Author: Aaron Millar / Source: Positive News
Olympus, the Grand Canyon, Uluru and the Serengeti: national parks are home to many of the wonders of our natural world. Aaron Millar explores their importance in conservation and how these protected spaces encourage us to feel environmental empathy
The great environmentalist, John Muir, said: “In wildness, lies the hope of the world”.
The outdoors is more than a pretty photograph, or a glimpse through a car window screen, it’s an essential part of who we are. You may spend your days in front of a computer; you may have never scaled a mountain or jumped in a freezing river at dawn, but make no mistake: the wilderness is inside you.This Earth Day, on 22 April, a worldwide celebration of environmental protection held every year since 1970, we must remember not just the challenges ahead, but the successes we continue to achieve. Below are the stories of three national parks around the world. They’re not famous; they don’t make the headlines.

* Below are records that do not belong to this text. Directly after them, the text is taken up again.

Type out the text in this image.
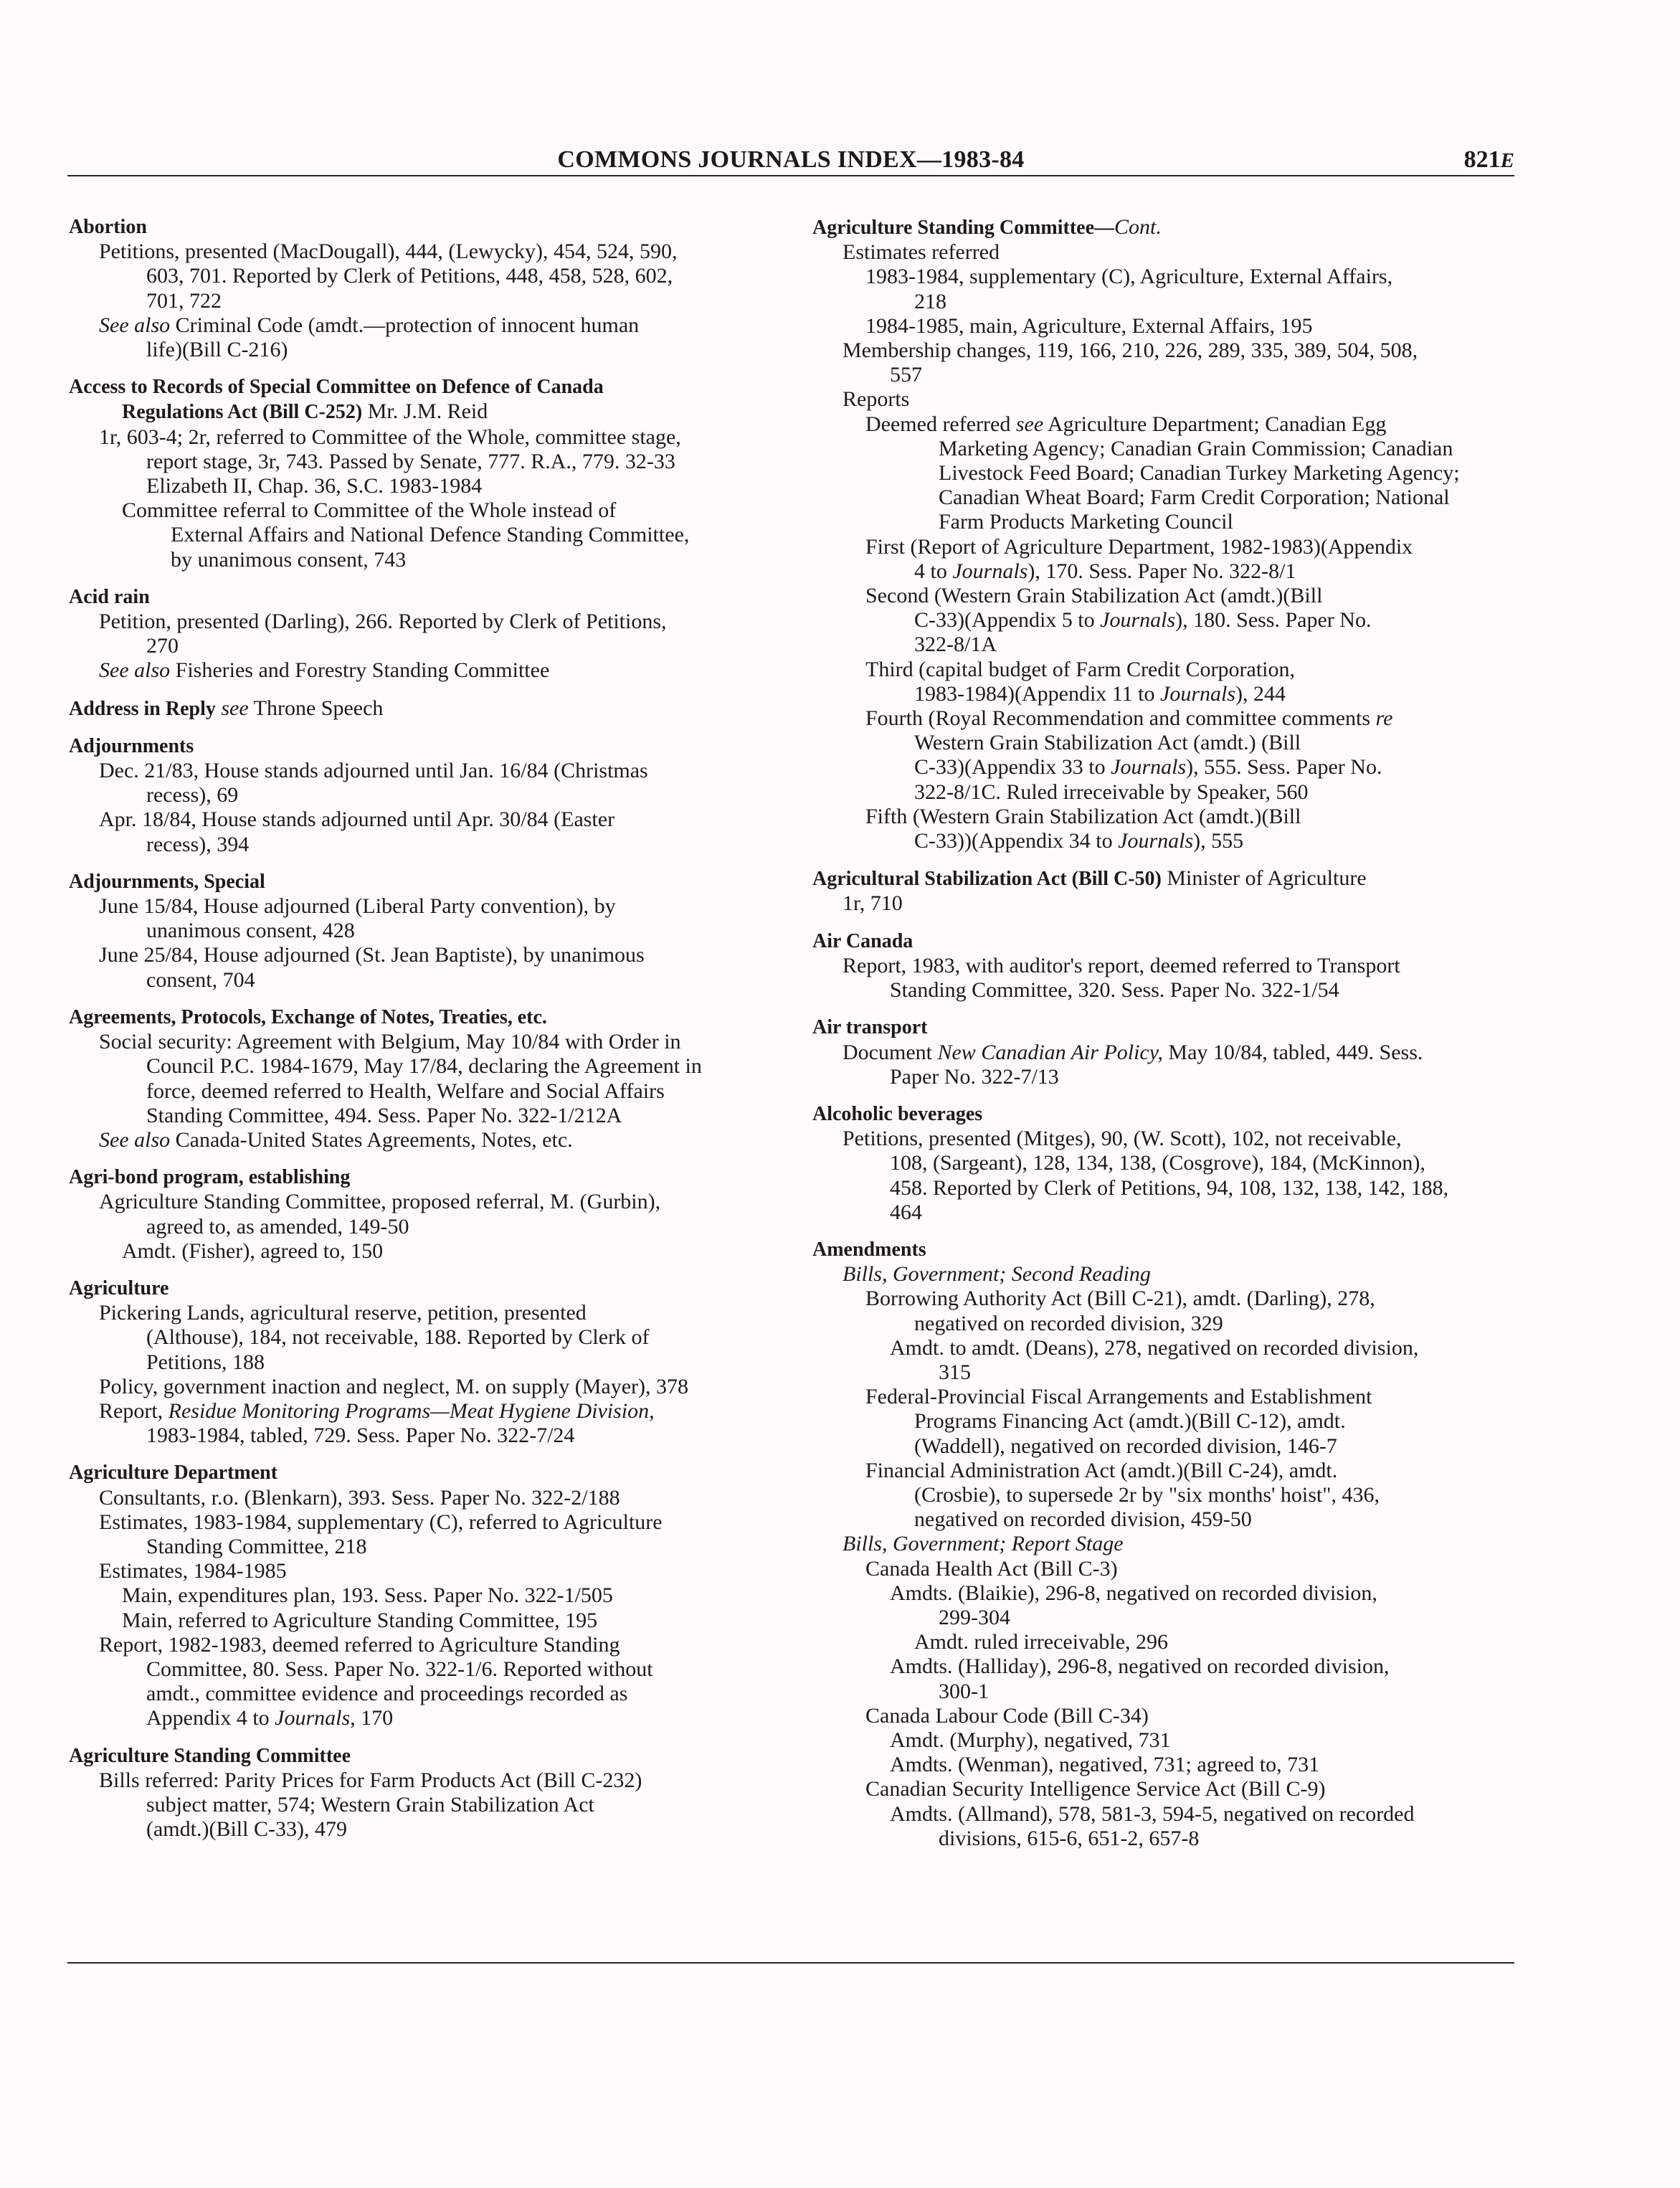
COMMONS JOURNALS INDEX—1983-84	821E
Abortion
Petitions, presented (MacDougall), 444, (Lewycky), 454, 524, 590,
603, 701. Reported by Clerk of Petitions, 448, 458, 528, 602,
701, 722
See also Criminal Code (amdt.—protection of innocent human
life)(Bill C-216)
Access to Records of Special Committee on Defence of Canada
Regulations Act (Bill C-252) Mr. J.M. Reid
1r, 603-4; 2r, referred to Committee of the Whole, committee stage,
report stage, 3r, 743. Passed by Senate, 777. R.A., 779. 32-33
Elizabeth II, Chap. 36, S.C. 1983-1984
Committee referral to Committee of the Whole instead of
External Affairs and National Defence Standing Committee,
by unanimous consent, 743
Acid rain
Petition, presented (Darling), 266. Reported by Clerk of Petitions,
270
See also Fisheries and Forestry Standing Committee
Address in Reply see Throne Speech
Adjournments
Dec. 21/83, House stands adjourned until Jan. 16/84 (Christmas
recess), 69
Apr. 18/84, House stands adjourned until Apr. 30/84 (Easter
recess), 394
Adjournments, Special
June 15/84, House adjourned (Liberal Party convention), by
unanimous consent, 428
June 25/84, House adjourned (St. Jean Baptiste), by unanimous
consent, 704
Agreements, Protocols, Exchange of Notes, Treaties, etc.
Social security: Agreement with Belgium, May 10/84 with Order in
Council P.C. 1984-1679, May 17/84, declaring the Agreement in
force, deemed referred to Health, Welfare and Social Affairs
Standing Committee, 494. Sess. Paper No. 322-1/212A
See also Canada-United States Agreements, Notes, etc.
Agri-bond program, establishing
Agriculture Standing Committee, proposed referral, M. (Gurbin),
agreed to, as amended, 149-50
Amdt. (Fisher), agreed to, 150
Agriculture
Pickering Lands, agricultural reserve, petition, presented
(Althouse), 184, not receivable, 188. Reported by Clerk of
Petitions, 188
Policy, government inaction and neglect, M. on supply (Mayer), 378
Report, Residue Monitoring Programs—Meat Hygiene Division,
1983-1984, tabled, 729. Sess. Paper No. 322-7/24
Agriculture Department
Consultants, r.o. (Blenkarn), 393. Sess. Paper No. 322-2/188
Estimates, 1983-1984, supplementary (C), referred to Agriculture
Standing Committee, 218
Estimates, 1984-1985
Main, expenditures plan, 193. Sess. Paper No. 322-1/505
Main, referred to Agriculture Standing Committee, 195
Report, 1982-1983, deemed referred to Agriculture Standing
Committee, 80. Sess. Paper No. 322-1/6. Reported without
amdt., committee evidence and proceedings recorded as
Appendix 4 to Journals, 170
Agriculture Standing Committee
Bills referred: Parity Prices for Farm Products Act (Bill C-232)
subject matter, 574; Western Grain Stabilization Act
(amdt.)(Bill C-33), 479
Agriculture Standing Committee—Cont.
Estimates referred
1983-1984, supplementary (C), Agriculture, External Affairs,
218
1984-1985, main, Agriculture, External Affairs, 195
Membership changes, 119, 166, 210, 226, 289, 335, 389, 504, 508,
557
Reports
Deemed referred see Agriculture Department; Canadian Egg
Marketing Agency; Canadian Grain Commission; Canadian
Livestock Feed Board; Canadian Turkey Marketing Agency;
Canadian Wheat Board; Farm Credit Corporation; National
Farm Products Marketing Council
First (Report of Agriculture Department, 1982-1983)(Appendix
4 to Journals), 170. Sess. Paper No. 322-8/1
Second (Western Grain Stabilization Act (amdt.)(Bill
C-33)(Appendix 5 to Journals), 180. Sess. Paper No.
322-8/1A
Third (capital budget of Farm Credit Corporation,
1983-1984)(Appendix 11 to Journals), 244
Fourth (Royal Recommendation and committee comments re
Western Grain Stabilization Act (amdt.) (Bill
C-33)(Appendix 33 to Journals), 555. Sess. Paper No.
322-8/1C. Ruled irreceivable by Speaker, 560
Fifth (Western Grain Stabilization Act (amdt.)(Bill
C-33))(Appendix 34 to Journals), 555
Agricultural Stabilization Act (Bill C-50) Minister of Agriculture
1r, 710
Air Canada
Report, 1983, with auditor's report, deemed referred to Transport
Standing Committee, 320. Sess. Paper No. 322-1/54
Air transport
Document New Canadian Air Policy, May 10/84, tabled, 449. Sess.
Paper No. 322-7/13
Alcoholic beverages
Petitions, presented (Mitges), 90, (W. Scott), 102, not receivable,
108, (Sargeant), 128, 134, 138, (Cosgrove), 184, (McKinnon),
458. Reported by Clerk of Petitions, 94, 108, 132, 138, 142, 188,
464
Amendments
Bills, Government; Second Reading
Borrowing Authority Act (Bill C-21), amdt. (Darling), 278,
negatived on recorded division, 329
Amdt. to amdt. (Deans), 278, negatived on recorded division,
315
Federal-Provincial Fiscal Arrangements and Establishment
Programs Financing Act (amdt.)(Bill C-12), amdt.
(Waddell), negatived on recorded division, 146-7
Financial Administration Act (amdt.)(Bill C-24), amdt.
(Crosbie), to supersede 2r by "six months' hoist", 436,
negatived on recorded division, 459-50
Bills, Government; Report Stage
Canada Health Act (Bill C-3)
Amdts. (Blaikie), 296-8, negatived on recorded division,
299-304
Amdt. ruled irreceivable, 296
Amdts. (Halliday), 296-8, negatived on recorded division,
300-1
Canada Labour Code (Bill C-34)
Amdt. (Murphy), negatived, 731
Amdts. (Wenman), negatived, 731; agreed to, 731
Canadian Security Intelligence Service Act (Bill C-9)
Amdts. (Allmand), 578, 581-3, 594-5, negatived on recorded
divisions, 615-6, 651-2, 657-8
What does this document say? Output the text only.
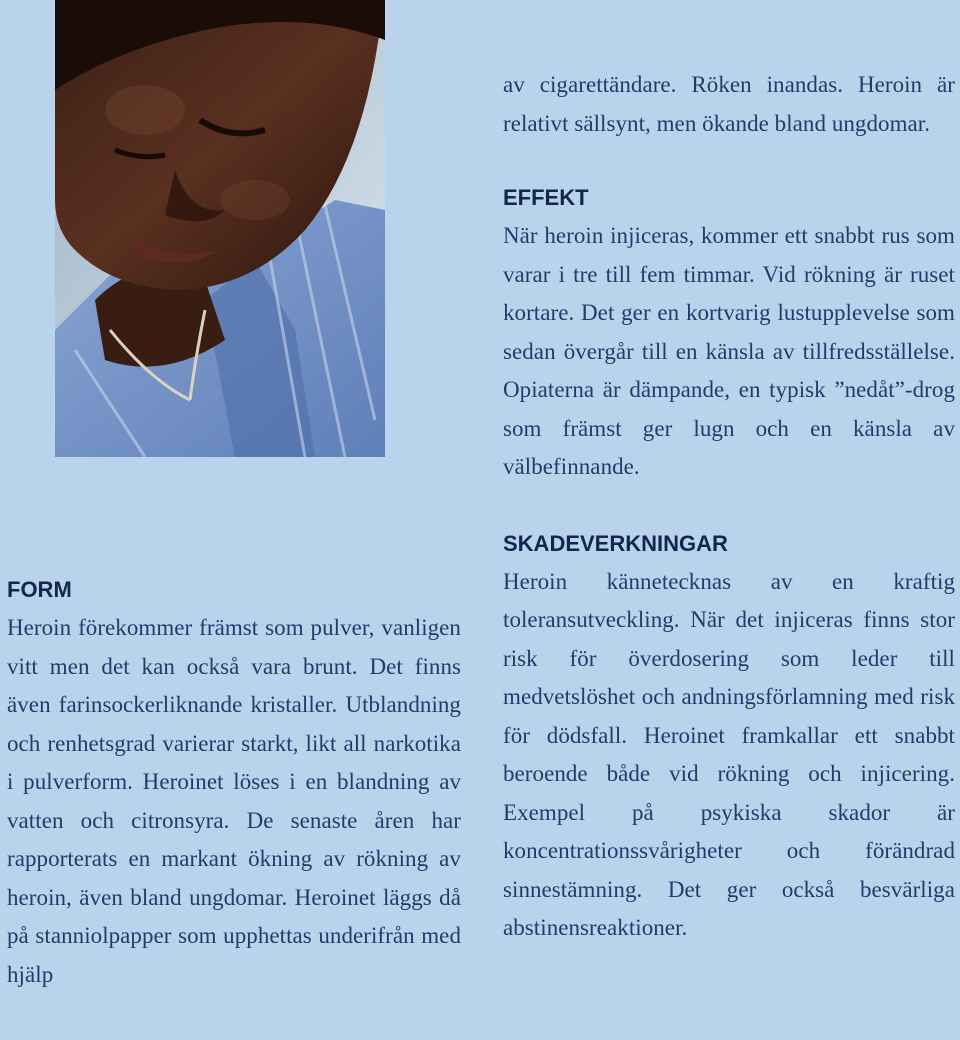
FORM

Heroin förekommer främst som pulver, vanligen vitt men det kan också vara brunt. Det finns även farinsockerliknande kristaller. Utblandning och renhetsgrad varierar starkt, likt all narkotika i pulverform. Heroinet löses i en blandning av vatten och citronsyra. De senaste åren har rapporterats en markant ökning av rökning av heroin, även bland ungdomar. Heroinet läggs då på stanniolpapper som upphettas underifrån med hjälp

av cigarettändare. Röken inandas. Heroin är relativt sällsynt, men ökande bland ungdomar.

EFFEKT

När heroin injiceras, kommer ett snabbt rus som varar i tre till fem timmar. Vid rökning är ruset kortare. Det ger en kortvarig lustupplevelse som sedan övergår till en känsla av tillfredsställelse. Opiaterna är dämpande, en typisk ”nedåt”-drog som främst ger lugn och en känsla av välbefinnande.

SKADEVERKNINGAR

Heroin kännetecknas av en kraftig toleransutveckling. När det injiceras finns stor risk för överdosering som leder till medvetslöshet och andningsförlamning med risk för dödsfall. Heroinet framkallar ett snabbt beroende både vid rökning och injicering. Exempel på psykiska skador är koncentrationssvårigheter och förändrad sinnestämning. Det ger också besvärliga abstinensreaktioner.
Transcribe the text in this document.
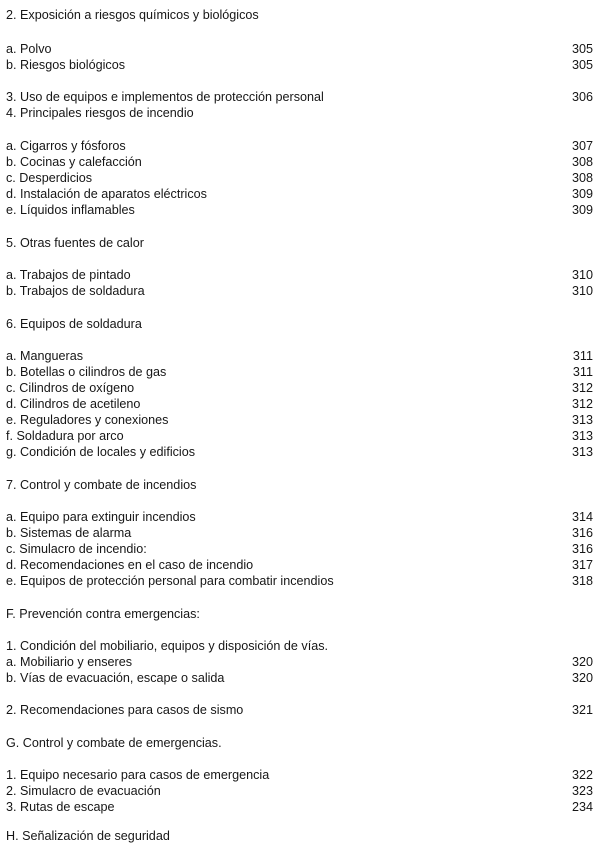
2. Exposición a riesgos químicos y biológicos
a. Polvo	305
b. Riesgos biológicos	305
3. Uso de equipos e implementos de protección personal	306
4. Principales riesgos de incendio
a. Cigarros y fósforos	307
b. Cocinas y calefacción	308
c. Desperdicios	308
d. Instalación de aparatos eléctricos	309
e. Líquidos inflamables	309
5. Otras fuentes de calor
a. Trabajos de pintado	310
b. Trabajos de soldadura	310
6. Equipos de soldadura
a. Mangueras	311
b. Botellas o cilindros de gas	311
c. Cilindros de oxígeno	312
d. Cilindros de acetileno	312
e. Reguladores y conexiones	313
f. Soldadura por arco	313
g. Condición de locales y edificios	313
7. Control y combate de incendios
a. Equipo para extinguir incendios	314
b. Sistemas de alarma	316
c. Simulacro de incendio:	316
d. Recomendaciones en el caso de incendio	317
e. Equipos de protección personal para combatir incendios	318
F. Prevención contra emergencias:
1. Condición del mobiliario, equipos y disposición de vías.
a. Mobiliario y enseres	320
b. Vías de evacuación, escape o salida	320
2. Recomendaciones para casos de sismo	321
G. Control y combate de emergencias.
1. Equipo necesario para casos de emergencia	322
2. Simulacro de evacuación	323
3. Rutas de escape	234
H. Señalización de seguridad
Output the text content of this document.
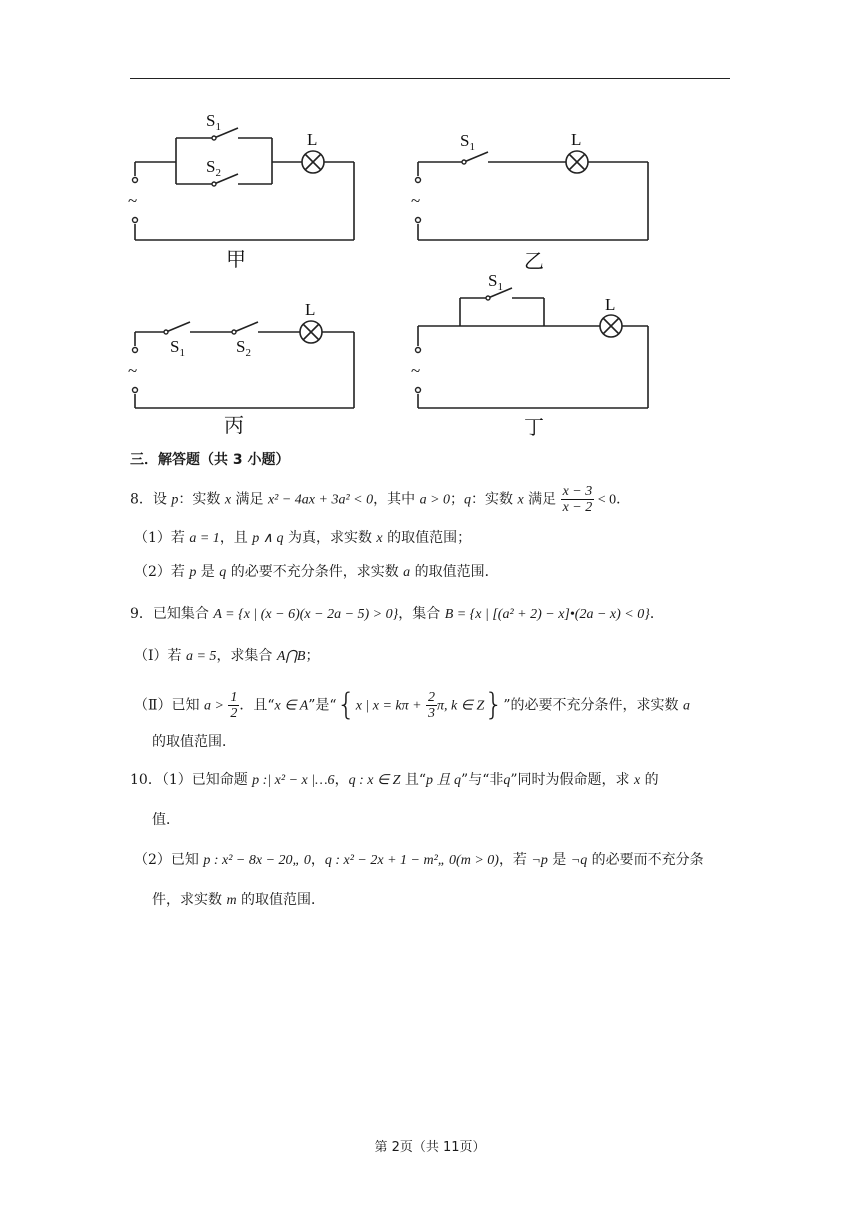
~
$S_1$
$S_2$
L
甲
~
$S_1$	L
乙
~
$S_1$	$S_2$
L
丙
~
$S_1$
L
丁
三．解答题（共 3 小题）
8．设 p：实数 x 满足 x² − 4ax + 3a² < 0，其中 a > 0；q：实数 x 满足 $\frac{x - 3}{x - 2} < 0$．
（1）若 a = 1，且 p ∧ q 为真，求实数 x 的取值范围；
（2）若 p 是 q 的必要不充分条件，求实数 a 的取值范围．
9．已知集合 A = {x | (x − 6)(x − 2a − 5) > 0}，集合 B = {x | [(a² + 2) − x]•(2a − x) < 0}．
（Ⅰ）若 a = 5，求集合 A⋂B；
（Ⅱ）已知 $a > \frac{1}{2}$ ．且“x ∈ A”是“{x | $x = k\pi + \frac{2}{3} \pi$, k ∈ Z}”的必要不充分条件，求实数 a
的取值范围．
10．（1）已知命题 p :| x² − x |…6，q : x ∈ Z 且“p 且 q”与“非q”同时为假命题，求 x 的
值．
（2）已知 p : x² − 8x − 20„ 0，q : x² − 2x + 1 − m²„ 0(m > 0)，若 ¬p 是 ¬q 的必要而不充分条
件，求实数 m 的取值范围．
第 2页（共 11页）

But they are leading the way in the conservation of public lands.
That’s important. Conservation biologists around the world agree: our best chance of reversing the trend of habitat and species destruction is to protect large swathes of vital ecosystems. National parks help support local communities and indigenous populations, protect threatened species and key biological hotspots, preserve our history and help provide vital breakthrough in medicine, climate change and more.

They’re not perfect. At times, native people have been displaced to create them; unmanaged visitor impact has decimated certain landscapes; and there is the enticing argument that these lands shouldn’t be conserved at all, but rather preserved, allowed to return to their natural, wild state without any human footprint whatsoever.
Discover a world of inspiration.
But we should, nonetheless, take pride. According to the International Union for the Conservation of Nature, national parks, and similar protected reserves, cover an astonishing 14.7 per cent of the Earth’s land surface and 10 per cent of its territorial waters. And they’re ours. Reserves can be private property, national parks are, by definition owned by the people. They represent the soul of a country. When we walk among the high peaks of the Himalayas we walk with the Tibetan people, for whom they are sacred; when we touch the red rocks of Uluru we touch the Dreamtime too. National parks don’t just show us a place, they let us feel it. They are the last bastions of wonder and awe.

They’re also how we save the planet, because environmental empathy begins by falling in love with the outdoors. That’s what John Muir meant. Climb a mountain, gaze at the stars, bathe in the soft glow of the forest: the rest will follow. At a time when we are bombarded with bad news, when there are people in power who still view the Earth as a thing to exploit rather than a living system with its own intrinsic rights, national parks are a rare beacon of light. The wilderness is who we are; and we are the hope of the world.